While for long-term investors, it’s time to buy cheap, buy in tranches or through systematic investment plans (SIP), become conservative, and stay put. “Anyone who has limited experience should still be conservative. If you came in the market in the last two-three years and started with a small cap fund, you are lucky that small caps haven’t fallen as much. Become conservative, be more diverse and have a slightly higher fixed income allocation. And an experienced investor
should do nothing. If anybody has been in the market for the last five years, they would have gotten used to the ups and downs,” he adds.

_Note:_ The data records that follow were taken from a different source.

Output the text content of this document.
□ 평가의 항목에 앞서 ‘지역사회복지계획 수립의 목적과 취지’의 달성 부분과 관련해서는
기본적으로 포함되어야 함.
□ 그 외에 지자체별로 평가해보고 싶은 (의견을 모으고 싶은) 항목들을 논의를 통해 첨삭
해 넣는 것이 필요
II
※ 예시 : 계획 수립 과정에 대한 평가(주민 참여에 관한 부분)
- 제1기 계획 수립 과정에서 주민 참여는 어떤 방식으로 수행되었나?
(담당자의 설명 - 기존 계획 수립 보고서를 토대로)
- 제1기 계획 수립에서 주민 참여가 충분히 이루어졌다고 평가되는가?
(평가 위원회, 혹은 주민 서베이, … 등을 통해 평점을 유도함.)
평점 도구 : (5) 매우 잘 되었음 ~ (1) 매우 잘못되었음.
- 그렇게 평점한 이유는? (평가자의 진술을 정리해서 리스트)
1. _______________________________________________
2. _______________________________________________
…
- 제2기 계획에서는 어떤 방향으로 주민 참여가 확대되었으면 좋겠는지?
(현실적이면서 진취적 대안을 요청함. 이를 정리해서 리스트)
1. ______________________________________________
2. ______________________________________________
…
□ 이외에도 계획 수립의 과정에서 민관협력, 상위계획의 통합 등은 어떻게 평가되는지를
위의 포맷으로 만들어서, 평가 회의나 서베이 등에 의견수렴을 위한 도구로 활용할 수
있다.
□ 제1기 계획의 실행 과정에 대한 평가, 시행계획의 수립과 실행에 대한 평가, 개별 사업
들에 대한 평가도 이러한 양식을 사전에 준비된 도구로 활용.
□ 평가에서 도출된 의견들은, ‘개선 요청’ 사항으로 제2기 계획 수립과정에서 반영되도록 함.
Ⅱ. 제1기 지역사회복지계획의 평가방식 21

One of the positives this time round has been that the Indian market has been resilient despite FIIs (foreign institutional investors) pulling out money on a large scale. In just February, there was a sharp surge in FII outflows
of $4.7 billion—the highest since March 2020—taking the total outflows to almost $9.5 billion in the past four months. On the other hand, domestic investors have been net buyers and have absorbed a lot of selling pressure from the FIIs. Money is finding its way into the markets through mutual funds and SIPs, the government putting in money from the Employees Provident Fund, as well as the National Pension Scheme and all these are only getting bigger, points out Kumar.

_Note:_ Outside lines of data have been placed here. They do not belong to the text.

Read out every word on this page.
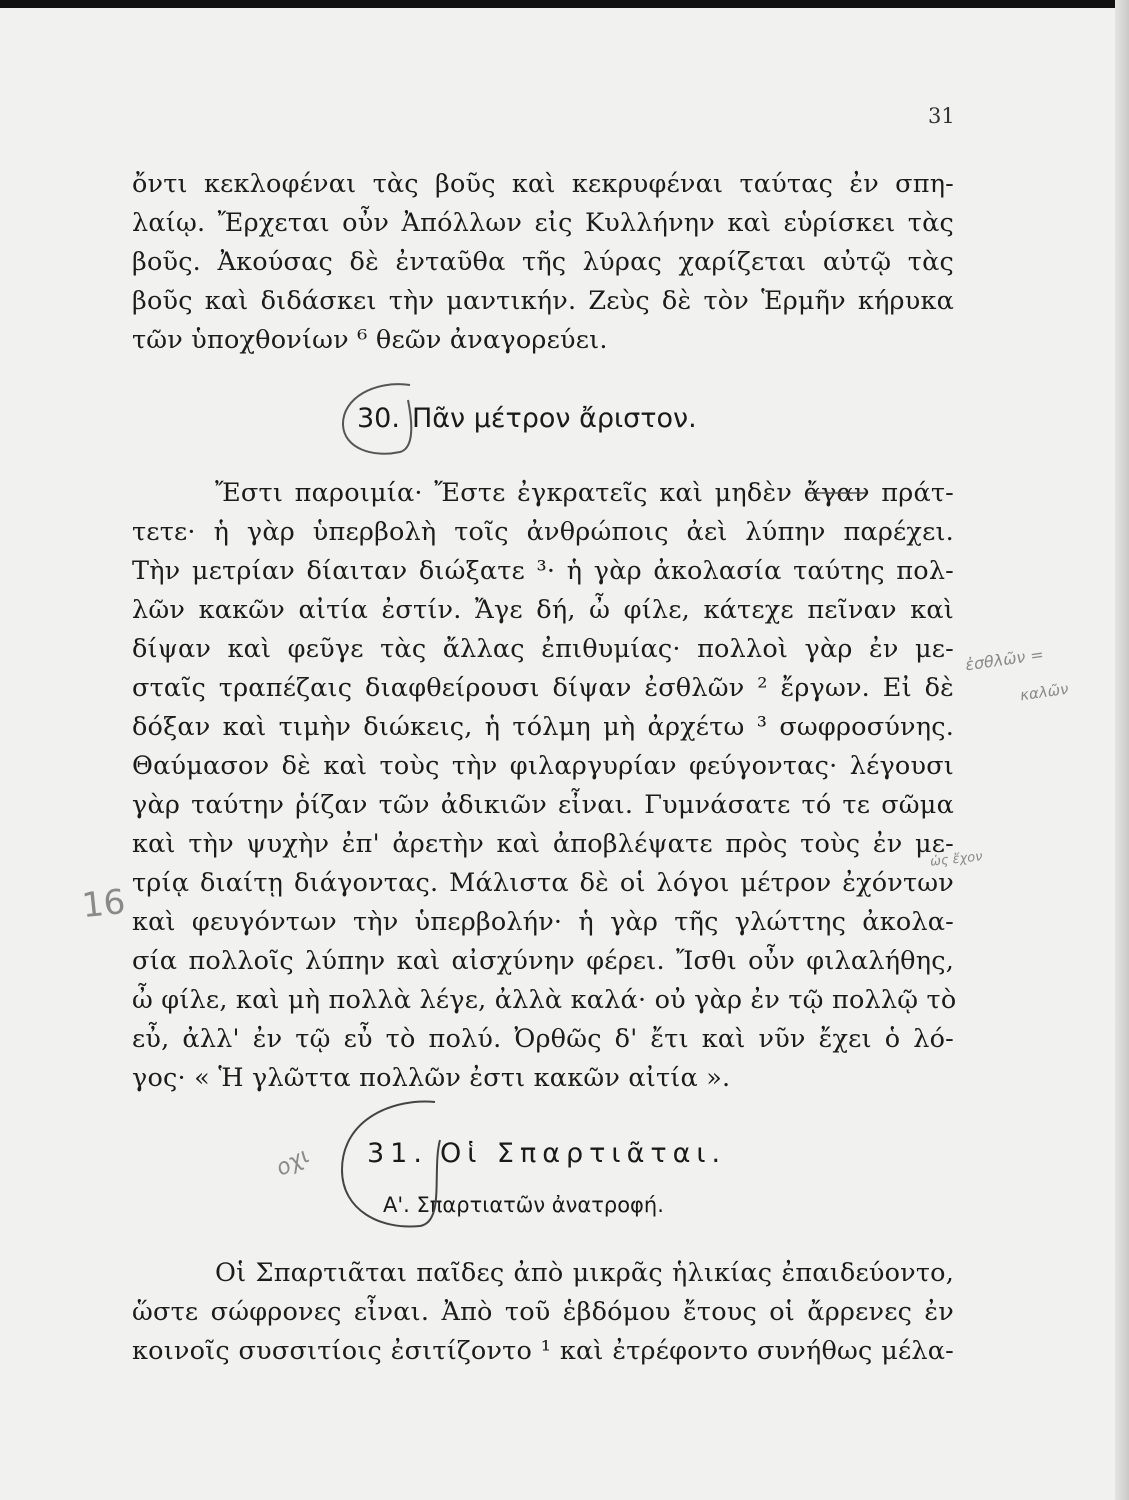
31
ὄντι κεκλοφέναι τὰς βοῦς καὶ κεκρυφέναι ταύτας ἐν σπη-
λαίῳ. Ἔρχεται οὖν Ἀπόλλων εἰς Κυλλήνην καὶ εὑρίσκει τὰς
βοῦς. Ἀκούσας δὲ ἐνταῦθα τῆς λύρας χαρίζεται αὐτῷ τὰς
βοῦς καὶ διδάσκει τὴν μαντικήν. Ζεὺς δὲ τὸν Ἑρμῆν κήρυκα
τῶν ὑποχθονίων ⁶ θεῶν ἀναγορεύει.
30. Πᾶν μέτρον ἄριστον.
Ἔστι παροιμία· Ἔστε ἐγκρατεῖς καὶ μηδὲν ἄγαν πράτ-
τετε· ἡ γὰρ ὑπερβολὴ τοῖς ἀνθρώποις ἀεὶ λύπην παρέχει.
Τὴν μετρίαν δίαιταν διώξατε ³· ἡ γὰρ ἀκολασία ταύτης πολ-
λῶν κακῶν αἰτία ἐστίν. Ἄγε δή, ὦ φίλε, κάτεχε πεῖναν καὶ
δίψαν καὶ φεῦγε τὰς ἄλλας ἐπιθυμίας· πολλοὶ γὰρ ἐν με-
σταῖς τραπέζαις διαφθείρουσι δίψαν ἐσθλῶν ² ἔργων. Εἰ δὲ
δόξαν καὶ τιμὴν διώκεις, ἡ τόλμη μὴ ἀρχέτω ³ σωφροσύνης.
Θαύμασον δὲ καὶ τοὺς τὴν φιλαργυρίαν φεύγοντας· λέγουσι
γὰρ ταύτην ῥίζαν τῶν ἀδικιῶν εἶναι. Γυμνάσατε τό τε σῶμα
καὶ τὴν ψυχὴν ἐπ' ἀρετὴν καὶ ἀποβλέψατε πρὸς τοὺς ἐν με-
τρίᾳ διαίτῃ διάγοντας. Μάλιστα δὲ οἱ λόγοι μέτρον ἐχόντων
καὶ φευγόντων τὴν ὑπερβολήν· ἡ γὰρ τῆς γλώττης ἀκολα-
σία πολλοῖς λύπην καὶ αἰσχύνην φέρει. Ἴσθι οὖν φιλαλήθης,
ὦ φίλε, καὶ μὴ πολλὰ λέγε, ἀλλὰ καλά· οὐ γὰρ ἐν τῷ πολλῷ τὸ
εὖ, ἀλλ' ἐν τῷ εὖ τὸ πολύ. Ὀρθῶς δ' ἔτι καὶ νῦν ἔχει ὁ λό-
γος· « Ἡ γλῶττα πολλῶν ἐστι κακῶν αἰτία ».
31. Οἱ Σπαρτιᾶται.
Α'. Σπαρτιατῶν ἀνατροφή.
Οἱ Σπαρτιᾶται παῖδες ἀπὸ μικρᾶς ἡλικίας ἐπαιδεύοντο,
ὥστε σώφρονες εἶναι. Ἀπὸ τοῦ ἑβδόμου ἔτους οἱ ἄρρενες ἐν
κοινοῖς συσσιτίοις ἐσιτίζοντο ¹ καὶ ἐτρέφοντο συνήθως μέλα-
ἐσθλῶν =
καλῶν
ὡς ἔχον
16
οχι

With every market cycle and every year, a new generation and a new set of investors enter the market. While, as they say in the world of mutual funds, past performance is not an indicator of future returns, and the best funds can take a turn for the worse, while a bad fund can become good, a few ground rules help in navigating the world of investing and mutual funds, depending on age and experience.
What is important initially is to acclimatise yourself, says Kumar. “There are children who start learning cycling and they do it with supports, so that they don’t fall. It’s like that, like having a tube when you are learning swimming.” You might win some and you might lose some, but it’s a good idea to start early and learn when the bets are low. “So anyone who is 30-35, earns something, saves something, invests something and loses something, it’s fine. The only thing is they should retain the learning.”

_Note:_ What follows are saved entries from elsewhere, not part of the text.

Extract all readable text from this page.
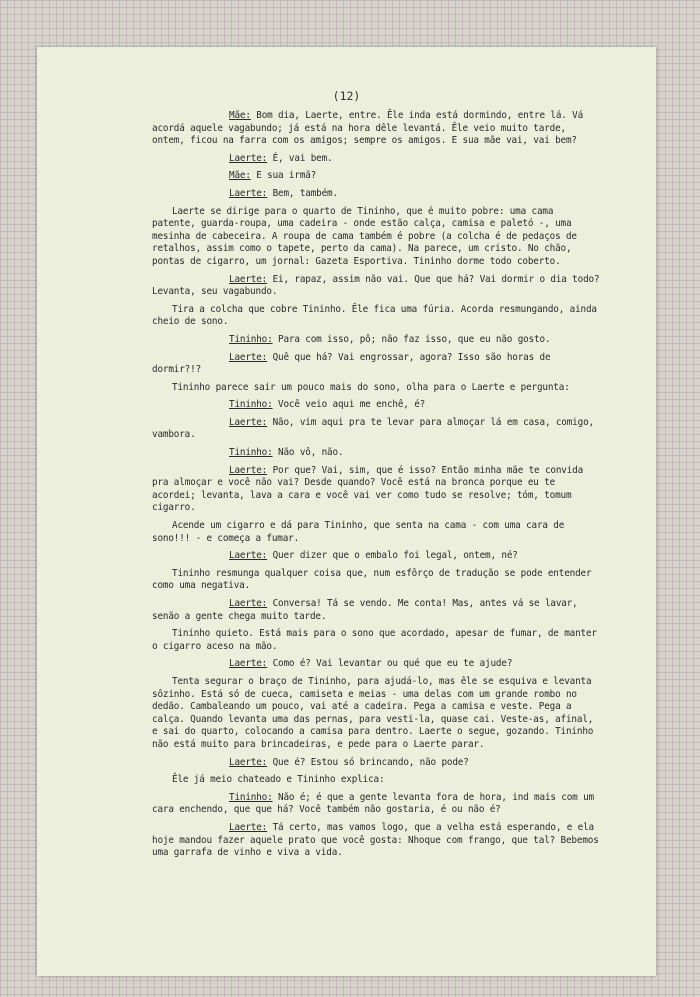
(12)

Mãe: Bom dia, Laerte, entre. Êle inda está dormindo, entre lá. Vá acordá aquele vagabundo; já está na hora dêle levantá. Êle veio muito tarde, ontem, ficou na farra com os amigos; sempre os amigos. E sua mãe vai, vai bem?

Laerte: É, vai bem.

Mãe: E sua irmã?

Laerte: Bem, também.

Laerte se dirige para o quarto de Tininho, que é muito pobre: uma cama patente, guarda-roupa, uma cadeira - onde estão calça, camisa e paletó -, uma mesinha de cabeceira. A roupa de cama também é pobre (a colcha é de pedaços de retalhos, assim como o tapete, perto da cama). Na parece, um cristo. No chão, pontas de cigarro, um jornal: Gazeta Esportiva. Tininho dorme todo coberto.

Laerte: Ei, rapaz, assim não vai. Que que há? Vai dormir o dia todo? Levanta, seu vagabundo.

Tira a colcha que cobre Tininho. Êle fica uma fúria. Acorda resmungando, ainda cheio de sono.

Tininho: Para com isso, pô; não faz isso, que eu não gosto.

Laerte: Quê que há? Vai engrossar, agora? Isso são horas de dormir?!?

Tininho parece sair um pouco mais do sono, olha para o Laerte e pergunta:

Tininho: Você veio aqui me enchê, é?

Laerte: Não, vim aqui pra te levar para almoçar lá em casa, comigo, vambora.

Tininho: Não vô, não.

Laerte: Por que? Vai, sim, que é isso? Então minha mãe te convida pra almoçar e você não vai? Desde quando? Você está na bronca porque eu te acordei; levanta, lava a cara e você vai ver como tudo se resolve; tóm, tomum cigarro.

Acende um cigarro e dá para Tininho, que senta na cama - com uma cara de sono!!! - e começa a fumar.

Laerte: Quer dizer que o embalo foi legal, ontem, né?

Tininho resmunga qualquer coisa que, num esfôrço de tradução se pode entender como uma negativa.

Laerte: Conversa! Tá se vendo. Me conta! Mas, antes vá se lavar, senão a gente chega muito tarde.

Tininho quieto. Está mais para o sono que acordado, apesar de fumar, de manter o cigarro aceso na mão.

Laerte: Como é? Vai levantar ou qué que eu te ajude?

Tenta segurar o braço de Tininho, para ajudá-lo, mas êle se esquiva e levanta sôzinho. Está só de cueca, camiseta e meias - uma delas com um grande rombo no dedão. Cambaleando um pouco, vai até a cadeira. Pega a camisa e veste. Pega a calça. Quando levanta uma das pernas, para vesti-la, quase cai. Veste-as, afinal, e sai do quarto, colocando a camisa para dentro. Laerte o segue, gozando. Tininho não está muito para brincadeiras, e pede para o Laerte parar.

Laerte: Que é? Estou só brincando, não pode?

Êle já meio chateado e Tininho explica:

Tininho: Não é; é que a gente levanta fora de hora, ind mais com um cara enchendo, que que há? Você também não gostaria, é ou não é?

Laerte: Tá certo, mas vamos logo, que a velha está esperando, e ela hoje mandou fazer aquele prato que você gosta: Nhoque com frango, que tal? Bebemos uma garrafa de vinho e viva a vida.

There is, experts say, no point in waiting to spot or find the best fund. But broadly, pick a fund category and then zero in on a scheme. Someone in their 50s investing for the first time should start conservatively, say with an equity savings fund. While someone in their 30s and 40s could start with a balanced advantage or an aggressive hybrid fund. While those who can be a little adventurous could opt for a flexi cap fund.
Then there are also index funds, which could be another starting point. In the last month alone, according to the Association of Mutual Funds in India data, 10 new Index funds—passively managed funds that mimic popular market indices—were launched. Reasons for their popularity include the fact that they are easy to run and don’t need a fund manager. For investors, this translates into broader diversification and a low expense ratio. And while there will always be funds that will do better than index funds and others that might underperform the market, one can expect reasonable returns over a period of time from index funds. As Kumar says, “If you are investing in a multi-cap fund, do it. If you are investing in an index fund, do it. The point is that even index funds have a great chance of beating inflation.” At the end of the day, that remains the basic criteria.